Because this most recent shooting occurred, like Sandy Hook and Parkland and so many before it, in a school, some conservatives are adding a disgraceful, yet altogether unsurprising, wrinkle to the mix: It’s the schools themselves that are the problem.
Writing in The Federalist on Wednesday, staff writer Jordan Boyd argued that Tuesday’s tragedy made a “somber case for homeschooling.” More specifically, Boyd singles out “government schools” as the culprit. “The same institutions that punish students for ‘misgendering’ people and hide curriculum from parents are simply not equipped to safeguard your children from harm,” wrote Boyd.
Boyd continues, “You can’t protect your kids from everything. There’s no telling when a crazy gunman might open fire in a movie theater or a grocery store. You can, however, do your best to prevent them from being sitting ducks at frequently targeted locations such as schools by keeping them by your side.”
This is an unserious argument made in bad faith. The gunman at Sandy Hook was homeschooled. Initial reports of good guys with guns on the scene in Uvalde, do not fill one with confidence, either. Videos show police officers more concerned with restraining parents than with rushing in to stop the shooter. But, perhaps most importantly, Boyd is hiding the ball.

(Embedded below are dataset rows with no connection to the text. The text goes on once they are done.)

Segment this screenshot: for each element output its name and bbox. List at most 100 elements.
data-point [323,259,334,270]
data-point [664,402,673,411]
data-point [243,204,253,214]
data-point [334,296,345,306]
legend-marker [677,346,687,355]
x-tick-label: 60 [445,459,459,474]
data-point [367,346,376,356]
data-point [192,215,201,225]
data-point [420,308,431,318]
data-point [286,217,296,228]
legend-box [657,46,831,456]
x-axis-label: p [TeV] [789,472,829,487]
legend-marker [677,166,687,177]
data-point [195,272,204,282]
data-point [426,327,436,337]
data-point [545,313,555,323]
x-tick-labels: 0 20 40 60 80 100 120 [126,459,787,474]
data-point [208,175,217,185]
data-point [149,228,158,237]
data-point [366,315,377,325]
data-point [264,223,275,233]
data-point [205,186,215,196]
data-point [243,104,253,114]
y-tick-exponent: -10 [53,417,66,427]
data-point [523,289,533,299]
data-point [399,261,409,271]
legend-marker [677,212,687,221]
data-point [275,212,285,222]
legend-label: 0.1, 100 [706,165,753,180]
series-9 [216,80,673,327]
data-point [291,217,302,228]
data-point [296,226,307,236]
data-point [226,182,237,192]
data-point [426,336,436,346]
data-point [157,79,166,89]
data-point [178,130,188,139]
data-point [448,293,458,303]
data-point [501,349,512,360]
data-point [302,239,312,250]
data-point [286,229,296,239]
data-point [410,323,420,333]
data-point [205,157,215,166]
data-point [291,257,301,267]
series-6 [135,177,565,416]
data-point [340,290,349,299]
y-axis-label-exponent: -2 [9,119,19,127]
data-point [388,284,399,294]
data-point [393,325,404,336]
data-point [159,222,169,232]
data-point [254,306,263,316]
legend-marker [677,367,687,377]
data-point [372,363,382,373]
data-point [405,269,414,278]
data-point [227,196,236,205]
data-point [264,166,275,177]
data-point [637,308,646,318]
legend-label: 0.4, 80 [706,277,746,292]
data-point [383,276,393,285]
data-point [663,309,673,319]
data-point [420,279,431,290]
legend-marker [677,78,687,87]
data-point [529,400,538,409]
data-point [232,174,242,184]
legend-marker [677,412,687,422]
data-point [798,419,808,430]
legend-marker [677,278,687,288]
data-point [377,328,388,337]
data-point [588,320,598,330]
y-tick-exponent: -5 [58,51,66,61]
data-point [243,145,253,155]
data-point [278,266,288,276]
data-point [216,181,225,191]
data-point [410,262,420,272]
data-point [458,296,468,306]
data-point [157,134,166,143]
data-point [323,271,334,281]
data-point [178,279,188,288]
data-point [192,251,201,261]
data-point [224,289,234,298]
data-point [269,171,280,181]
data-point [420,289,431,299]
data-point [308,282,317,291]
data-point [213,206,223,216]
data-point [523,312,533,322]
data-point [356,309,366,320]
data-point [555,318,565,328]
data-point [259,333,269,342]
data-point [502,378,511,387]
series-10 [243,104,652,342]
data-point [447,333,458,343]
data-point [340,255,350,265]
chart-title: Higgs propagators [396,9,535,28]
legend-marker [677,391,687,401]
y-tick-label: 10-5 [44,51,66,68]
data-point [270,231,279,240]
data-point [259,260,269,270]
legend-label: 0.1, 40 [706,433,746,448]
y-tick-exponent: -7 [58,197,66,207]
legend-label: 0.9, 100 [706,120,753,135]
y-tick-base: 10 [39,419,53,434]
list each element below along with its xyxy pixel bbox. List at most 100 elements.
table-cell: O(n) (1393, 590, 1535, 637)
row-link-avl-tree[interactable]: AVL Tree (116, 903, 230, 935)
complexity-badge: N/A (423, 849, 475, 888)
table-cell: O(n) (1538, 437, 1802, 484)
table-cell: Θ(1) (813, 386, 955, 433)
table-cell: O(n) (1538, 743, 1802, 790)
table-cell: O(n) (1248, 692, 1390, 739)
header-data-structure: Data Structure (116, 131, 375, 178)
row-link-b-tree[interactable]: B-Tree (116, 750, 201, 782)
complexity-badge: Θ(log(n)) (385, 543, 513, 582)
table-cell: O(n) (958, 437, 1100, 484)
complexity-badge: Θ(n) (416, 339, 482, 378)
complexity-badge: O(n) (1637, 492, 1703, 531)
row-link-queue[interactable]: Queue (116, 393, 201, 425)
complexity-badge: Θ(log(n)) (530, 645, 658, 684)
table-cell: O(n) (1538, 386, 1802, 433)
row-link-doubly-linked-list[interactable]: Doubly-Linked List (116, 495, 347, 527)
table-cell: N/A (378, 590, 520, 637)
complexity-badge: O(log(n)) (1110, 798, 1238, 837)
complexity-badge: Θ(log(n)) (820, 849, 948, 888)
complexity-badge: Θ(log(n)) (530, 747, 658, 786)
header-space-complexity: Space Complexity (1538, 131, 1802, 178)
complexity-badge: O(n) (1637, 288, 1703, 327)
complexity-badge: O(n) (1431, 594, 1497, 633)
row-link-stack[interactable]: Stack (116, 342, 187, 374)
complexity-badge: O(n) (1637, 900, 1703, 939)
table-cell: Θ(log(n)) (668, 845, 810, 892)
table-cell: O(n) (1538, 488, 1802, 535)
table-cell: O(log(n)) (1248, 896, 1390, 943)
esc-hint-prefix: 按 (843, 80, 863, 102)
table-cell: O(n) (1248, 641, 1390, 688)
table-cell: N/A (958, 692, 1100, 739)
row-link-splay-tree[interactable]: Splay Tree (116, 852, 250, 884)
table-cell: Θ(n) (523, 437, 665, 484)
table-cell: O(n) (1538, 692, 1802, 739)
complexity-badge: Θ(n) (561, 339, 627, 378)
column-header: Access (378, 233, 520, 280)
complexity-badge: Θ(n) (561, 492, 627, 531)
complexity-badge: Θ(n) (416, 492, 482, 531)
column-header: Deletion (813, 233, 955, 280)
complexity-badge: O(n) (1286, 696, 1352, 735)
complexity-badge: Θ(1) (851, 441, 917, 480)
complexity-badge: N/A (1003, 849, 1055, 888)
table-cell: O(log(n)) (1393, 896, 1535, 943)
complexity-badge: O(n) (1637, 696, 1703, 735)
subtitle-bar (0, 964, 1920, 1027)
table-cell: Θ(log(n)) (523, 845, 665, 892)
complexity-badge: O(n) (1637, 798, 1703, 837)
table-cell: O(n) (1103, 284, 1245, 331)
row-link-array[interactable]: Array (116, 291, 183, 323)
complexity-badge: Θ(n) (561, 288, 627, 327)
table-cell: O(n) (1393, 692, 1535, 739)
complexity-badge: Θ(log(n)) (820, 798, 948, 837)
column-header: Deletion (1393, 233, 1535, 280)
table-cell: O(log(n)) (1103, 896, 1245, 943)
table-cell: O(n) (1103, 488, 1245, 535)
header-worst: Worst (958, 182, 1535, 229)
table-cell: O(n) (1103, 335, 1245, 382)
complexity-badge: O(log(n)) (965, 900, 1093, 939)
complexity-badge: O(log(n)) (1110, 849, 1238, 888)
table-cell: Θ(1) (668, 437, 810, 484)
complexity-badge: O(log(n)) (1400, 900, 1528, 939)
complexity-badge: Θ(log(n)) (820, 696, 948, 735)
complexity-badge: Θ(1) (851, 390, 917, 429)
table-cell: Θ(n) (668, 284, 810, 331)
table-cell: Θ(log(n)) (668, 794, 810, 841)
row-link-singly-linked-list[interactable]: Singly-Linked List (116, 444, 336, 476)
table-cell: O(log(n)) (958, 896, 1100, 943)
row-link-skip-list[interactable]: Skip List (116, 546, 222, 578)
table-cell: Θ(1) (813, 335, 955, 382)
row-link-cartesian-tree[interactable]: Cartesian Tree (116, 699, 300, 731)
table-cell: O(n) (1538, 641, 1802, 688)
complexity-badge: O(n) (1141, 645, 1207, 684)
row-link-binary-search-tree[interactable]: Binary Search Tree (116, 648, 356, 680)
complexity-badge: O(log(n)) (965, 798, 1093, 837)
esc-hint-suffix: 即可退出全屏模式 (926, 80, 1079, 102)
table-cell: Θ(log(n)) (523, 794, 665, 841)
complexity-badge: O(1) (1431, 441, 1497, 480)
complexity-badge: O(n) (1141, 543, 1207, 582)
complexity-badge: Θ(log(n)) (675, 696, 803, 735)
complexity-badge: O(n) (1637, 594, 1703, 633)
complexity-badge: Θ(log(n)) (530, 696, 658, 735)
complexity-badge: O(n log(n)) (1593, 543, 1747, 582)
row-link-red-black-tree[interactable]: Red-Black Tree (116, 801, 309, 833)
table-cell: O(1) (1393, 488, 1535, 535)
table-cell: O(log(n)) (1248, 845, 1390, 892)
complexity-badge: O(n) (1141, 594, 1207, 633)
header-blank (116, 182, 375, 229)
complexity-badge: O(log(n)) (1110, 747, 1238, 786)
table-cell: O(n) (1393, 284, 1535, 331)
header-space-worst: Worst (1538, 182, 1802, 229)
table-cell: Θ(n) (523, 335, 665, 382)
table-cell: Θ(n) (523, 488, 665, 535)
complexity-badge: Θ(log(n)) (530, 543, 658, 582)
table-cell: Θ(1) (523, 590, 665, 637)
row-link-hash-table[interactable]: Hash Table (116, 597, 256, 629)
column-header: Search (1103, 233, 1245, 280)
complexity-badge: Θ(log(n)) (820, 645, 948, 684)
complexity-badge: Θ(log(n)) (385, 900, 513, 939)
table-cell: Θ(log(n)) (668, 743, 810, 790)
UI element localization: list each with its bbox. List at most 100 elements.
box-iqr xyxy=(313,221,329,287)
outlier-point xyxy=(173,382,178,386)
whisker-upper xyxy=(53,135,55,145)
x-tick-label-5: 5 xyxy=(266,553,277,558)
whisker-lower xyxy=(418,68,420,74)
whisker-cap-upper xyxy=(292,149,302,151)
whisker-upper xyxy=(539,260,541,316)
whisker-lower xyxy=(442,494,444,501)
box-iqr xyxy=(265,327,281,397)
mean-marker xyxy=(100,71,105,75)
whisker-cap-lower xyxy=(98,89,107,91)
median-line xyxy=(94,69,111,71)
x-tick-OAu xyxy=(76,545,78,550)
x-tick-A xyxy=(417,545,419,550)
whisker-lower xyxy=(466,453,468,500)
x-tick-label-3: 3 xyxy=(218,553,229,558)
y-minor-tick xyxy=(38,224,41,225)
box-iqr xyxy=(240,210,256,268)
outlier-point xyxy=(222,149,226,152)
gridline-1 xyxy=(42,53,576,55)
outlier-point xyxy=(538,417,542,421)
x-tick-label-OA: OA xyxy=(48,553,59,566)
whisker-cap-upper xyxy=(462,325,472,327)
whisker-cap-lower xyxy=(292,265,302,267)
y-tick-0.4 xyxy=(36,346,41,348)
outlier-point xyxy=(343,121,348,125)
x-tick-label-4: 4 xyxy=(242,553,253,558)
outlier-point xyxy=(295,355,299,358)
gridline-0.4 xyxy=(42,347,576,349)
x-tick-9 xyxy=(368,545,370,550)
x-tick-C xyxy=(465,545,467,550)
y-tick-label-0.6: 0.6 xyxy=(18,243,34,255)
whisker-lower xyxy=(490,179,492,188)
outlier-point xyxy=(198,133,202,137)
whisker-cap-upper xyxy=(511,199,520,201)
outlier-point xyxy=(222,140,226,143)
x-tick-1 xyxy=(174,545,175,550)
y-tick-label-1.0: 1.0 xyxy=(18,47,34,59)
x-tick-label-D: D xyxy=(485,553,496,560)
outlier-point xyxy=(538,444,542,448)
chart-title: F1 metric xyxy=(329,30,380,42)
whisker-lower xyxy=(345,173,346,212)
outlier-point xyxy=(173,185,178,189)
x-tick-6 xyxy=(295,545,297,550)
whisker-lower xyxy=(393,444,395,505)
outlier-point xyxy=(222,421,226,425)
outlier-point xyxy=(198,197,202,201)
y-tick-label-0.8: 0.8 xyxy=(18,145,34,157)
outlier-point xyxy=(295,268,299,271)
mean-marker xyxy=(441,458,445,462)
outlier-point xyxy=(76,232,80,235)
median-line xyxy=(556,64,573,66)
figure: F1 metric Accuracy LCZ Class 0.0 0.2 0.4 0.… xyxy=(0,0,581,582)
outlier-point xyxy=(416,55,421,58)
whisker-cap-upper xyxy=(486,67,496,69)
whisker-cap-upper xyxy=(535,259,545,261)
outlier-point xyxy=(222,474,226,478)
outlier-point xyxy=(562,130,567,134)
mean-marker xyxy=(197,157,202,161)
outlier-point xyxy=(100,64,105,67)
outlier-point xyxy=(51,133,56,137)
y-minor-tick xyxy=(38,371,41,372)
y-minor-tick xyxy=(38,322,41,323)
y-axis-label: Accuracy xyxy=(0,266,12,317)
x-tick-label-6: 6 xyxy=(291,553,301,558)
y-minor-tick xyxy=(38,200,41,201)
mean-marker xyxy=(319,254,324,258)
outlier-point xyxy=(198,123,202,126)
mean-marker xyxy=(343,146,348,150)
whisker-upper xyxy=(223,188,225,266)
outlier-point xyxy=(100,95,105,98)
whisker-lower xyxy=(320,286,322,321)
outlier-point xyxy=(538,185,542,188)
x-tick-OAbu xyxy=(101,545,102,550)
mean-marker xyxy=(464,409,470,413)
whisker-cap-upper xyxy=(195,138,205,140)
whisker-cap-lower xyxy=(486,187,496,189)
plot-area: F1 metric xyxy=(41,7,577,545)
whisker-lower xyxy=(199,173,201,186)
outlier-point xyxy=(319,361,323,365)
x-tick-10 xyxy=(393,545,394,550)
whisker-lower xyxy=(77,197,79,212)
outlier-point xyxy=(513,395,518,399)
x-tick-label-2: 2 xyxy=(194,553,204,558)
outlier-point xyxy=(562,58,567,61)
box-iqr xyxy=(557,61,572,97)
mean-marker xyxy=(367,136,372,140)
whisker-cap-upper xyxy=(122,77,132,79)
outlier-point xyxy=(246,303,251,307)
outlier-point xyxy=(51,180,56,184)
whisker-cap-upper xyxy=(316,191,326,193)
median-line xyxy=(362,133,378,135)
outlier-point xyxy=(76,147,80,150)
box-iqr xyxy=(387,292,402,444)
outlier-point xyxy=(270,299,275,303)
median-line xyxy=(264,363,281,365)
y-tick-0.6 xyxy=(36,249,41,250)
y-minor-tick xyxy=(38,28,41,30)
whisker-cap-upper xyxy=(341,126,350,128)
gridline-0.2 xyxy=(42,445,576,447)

The article is using a horrific tragedy to shoehorn in another argument against public schools. These are the same people who have spent the last year leading an assault on public schools through the dueling moral panics of schoolteachers brainwashing children with critical race theory and sexually grooming them. The Federalist has often written about and boosted homeschooling as a bulwark against the idea of big government and has dutifully covered the critical race theory and grooming stories. The goal, with all of this, as the CRT-panic architect Christopher Rufo has repeatedly stated, is to rally parents behind a plan to “lay siege to the institutions,” with public education first on their proverbial hit list. Do they hate public education because it fails to protect children? Because it actually fills kid’s heads with bad ideas about race or gender or sexual identity? Or do they just hate public education because it’s public?
How to go about enacting, let alone passing, effective gun control in a country with a historically unprecedented number of firearms is, to be sure, a thorny and complex issue. Only in a monstrous society would children be so often sent to their death at the place they go to learn and socialize. Fixing the problem and its underlying issues deserves far more than a shoulder-shrug emoji in written form.
And so to offer a solution that is little more than part of a continuing war on public education? That makes a “somber case” for the nihilism of some on the right that allows them to use anything for their war on public schools—even mass shootings.